Amazon and Walmart are hiring, but how good are these jobs?
With President-elect Donald Trump proclaiming that he’ll be the “greatest jobs president” for America, it may be no coincidence that some big retailers are announcing plans to ramp up hiring.
Walmart (WMT) and Amazon (AMZN) this month announced they’d hire tens of thousands of new employees, earning a favorable tweet from Mr. Trump, who praised Walmart, along with automaker General Motors (GM), for “starting the big jobs push back into the U.S.!” But labor activists are questioning the quality of those jobs and asking whether they’ll bolster an already weakened middle-class, which in recent years has lost better jobs to the type of lower-paying positions that retailers are adding.
Walmart and Amazon have grown during the recovery. While that has generated employment, most of that work consists of the type of low-wage jobs that have proliferated since the recession. At the same time, median household income still remains below its peak in 1999, as many Americans continue struggling to find jobs that pay a living wage.
Walmart last year boosted the hourly rate of its sales associates, but the average pay stands at $9.39 per hour, or about $19,531 per year -- below the official poverty line for a family of three.
“These are jobs that don’t pay much, and so that’s the key for us,” said Randy Parraz, the campaign director for Making Change at Walmart, an advocacy group backed by the United Food and Commercial Workers International Union.”What’s the quality of jobs you are creating?”
To be sure, several big U.S. manufacturers, which generally offer higher wages than retailers do, have also recently announced plans to hire. Yet the scope of those employment gains is dwarfed by large retailers’ plans. GM’s planned $1 billion investment in some of its U.S. factories is expected to create 1,500 U.S. jobs, while Ford (F) said it will create 700 U.S. jobs. Both represent a small fraction of the 34,000 jobs pledged by Walmart and the 100,000 new jobs from Amazon.
Retail industry jobs have become a hallmark of what labor advocates have dubbed the “low-wage recovery.” Whether the economy can create higher-quality jobs amounts to a stern test for the incoming Trump administration, given the president-elect’s support among Americans without college degrees, who have been hit hardest by this trend.
Critics point to Walmart as an example of that dynamic. Last fall, the company said it was cutting 7,000 jobs, eliminating thousands of higher-paid back-office employees who make as much as $15 an hour, or 60 percent more than the typical sales associate, according to Quartz.
In its latest hiring plan, Walmart said it will add 10,000 retail jobs. The company didn’t immediately return a request for comment about what those jobs will pay or what types of roles they’d represent. The typical Walmart sales associate with two children earns little enough to qualify for government assistance, such as food stamps, Medicaid and home energy assistance, Making Change at Walmart said.
Such low-wage jobs cost state and federal governments $153 billion in annual costs, largely due to government aid programs that keep them from dire poverty, the University of California Berkeley Labor Center found in a 2015 report.
“It’s not like they are suddenly hiring a lot more higher wage people,” said Olivia LaVecchia, a researcher at the Institute for Local Self-Reliance, a non-profit focused on local economies, about Amazon’s hiring binge. “It underlines just how fast they are growing, and that’s bad news for U.S. workers.”
Amazon said its domestic workforce has grown from 30,000 in 2011 to more than 180,000 by the end of 2016, largely stemming from the company’s expansion of its warehouse fulfillment centers.

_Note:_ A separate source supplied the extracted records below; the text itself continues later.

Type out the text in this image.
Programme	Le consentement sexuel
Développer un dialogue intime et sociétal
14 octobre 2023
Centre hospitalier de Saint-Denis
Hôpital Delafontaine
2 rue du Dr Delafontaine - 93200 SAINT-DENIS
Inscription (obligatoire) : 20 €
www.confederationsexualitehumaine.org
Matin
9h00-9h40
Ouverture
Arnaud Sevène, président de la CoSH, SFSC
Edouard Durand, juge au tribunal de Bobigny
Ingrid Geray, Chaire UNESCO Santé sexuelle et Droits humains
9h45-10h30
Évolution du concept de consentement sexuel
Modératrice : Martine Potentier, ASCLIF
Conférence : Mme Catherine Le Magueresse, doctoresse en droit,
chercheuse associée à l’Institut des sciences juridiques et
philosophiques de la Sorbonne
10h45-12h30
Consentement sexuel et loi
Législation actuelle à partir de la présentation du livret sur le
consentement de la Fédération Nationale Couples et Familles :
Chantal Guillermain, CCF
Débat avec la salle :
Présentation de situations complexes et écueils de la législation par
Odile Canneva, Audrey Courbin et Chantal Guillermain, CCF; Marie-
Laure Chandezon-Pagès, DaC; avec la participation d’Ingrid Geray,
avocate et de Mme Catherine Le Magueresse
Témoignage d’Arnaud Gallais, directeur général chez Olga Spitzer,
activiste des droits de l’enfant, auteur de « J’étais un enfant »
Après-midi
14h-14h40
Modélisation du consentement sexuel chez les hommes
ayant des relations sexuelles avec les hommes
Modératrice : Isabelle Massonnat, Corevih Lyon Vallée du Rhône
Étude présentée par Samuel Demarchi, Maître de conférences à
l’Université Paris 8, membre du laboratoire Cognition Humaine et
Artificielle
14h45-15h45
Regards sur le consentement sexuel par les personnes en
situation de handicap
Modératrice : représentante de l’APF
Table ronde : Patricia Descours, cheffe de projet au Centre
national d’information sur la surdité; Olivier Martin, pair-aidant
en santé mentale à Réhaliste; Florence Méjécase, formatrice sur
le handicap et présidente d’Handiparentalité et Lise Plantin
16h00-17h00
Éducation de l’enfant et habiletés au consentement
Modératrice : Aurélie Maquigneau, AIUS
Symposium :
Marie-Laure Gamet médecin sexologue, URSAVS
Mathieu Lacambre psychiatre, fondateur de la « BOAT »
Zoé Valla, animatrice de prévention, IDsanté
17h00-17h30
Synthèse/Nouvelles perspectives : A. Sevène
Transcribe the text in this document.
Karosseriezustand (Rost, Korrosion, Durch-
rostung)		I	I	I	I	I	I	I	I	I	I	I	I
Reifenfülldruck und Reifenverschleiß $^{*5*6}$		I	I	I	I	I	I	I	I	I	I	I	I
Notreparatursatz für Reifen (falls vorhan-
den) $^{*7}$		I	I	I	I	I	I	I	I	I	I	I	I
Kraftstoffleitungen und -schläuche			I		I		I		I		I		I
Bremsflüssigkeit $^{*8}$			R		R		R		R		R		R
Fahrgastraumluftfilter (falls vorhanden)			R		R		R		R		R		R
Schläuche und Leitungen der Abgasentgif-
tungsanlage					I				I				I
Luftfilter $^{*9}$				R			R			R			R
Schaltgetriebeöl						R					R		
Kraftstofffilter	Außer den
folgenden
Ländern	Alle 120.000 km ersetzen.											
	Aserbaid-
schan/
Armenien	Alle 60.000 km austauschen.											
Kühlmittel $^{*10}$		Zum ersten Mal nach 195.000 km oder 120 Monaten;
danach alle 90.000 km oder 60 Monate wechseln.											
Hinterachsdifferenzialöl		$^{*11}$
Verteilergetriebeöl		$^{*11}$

Many of Amazon’s warehouse workers are temporary, which allows the company to pay lower wages and provide fewer benefits, ILSR found.
“Our review of about 50 job postings for temporary work at Amazon warehouses indicates that Amazon’s temp positions pay about $0.50 to $1.00 less per hour than its direct hires make,” the report noted.
While Amazon is adding jobs, retailers such as Macy’s (M) and Sears are slashing staff and closing stores, partly due to increased competition from the online retailing giant, LaVecchia points out. “Amazon is destroying more jobs than it creates,” she said. “It employs fewer people than other companies for the same amount of sales.”
An Amazon spokeswoman said the 100,000 jobs the company expects to add over the next 18 months will consist of full-time positions and will include health, retirement and other benefits. The jobs represent opportunities from “across the country for people with all types of experience, education and skill levels -- from engineers and software developers to those seeking entry-level positions and on-the-job training,” she said by email, while declining to offer details on compensation.
Amazon has also benefited from tens of millions in economic subsidies from states and municipalities, according to Good Jobs First, a nonpartisan center focusing on economic development. Critics question whether those benefits are trickling down to rank-and-file workers.
“Does this mean that they will stop cutting our hours from 40 to 35 a week like they have been doing since August?” one woman wrote on a blog post from Walmart’s CEO Doug McMillion about the future of retail. “I sure hope so. When you lose $200-$300 a month from management cutting hours for 5 or 6 months that hurts! The only thing left that I can cut from my budget is food.”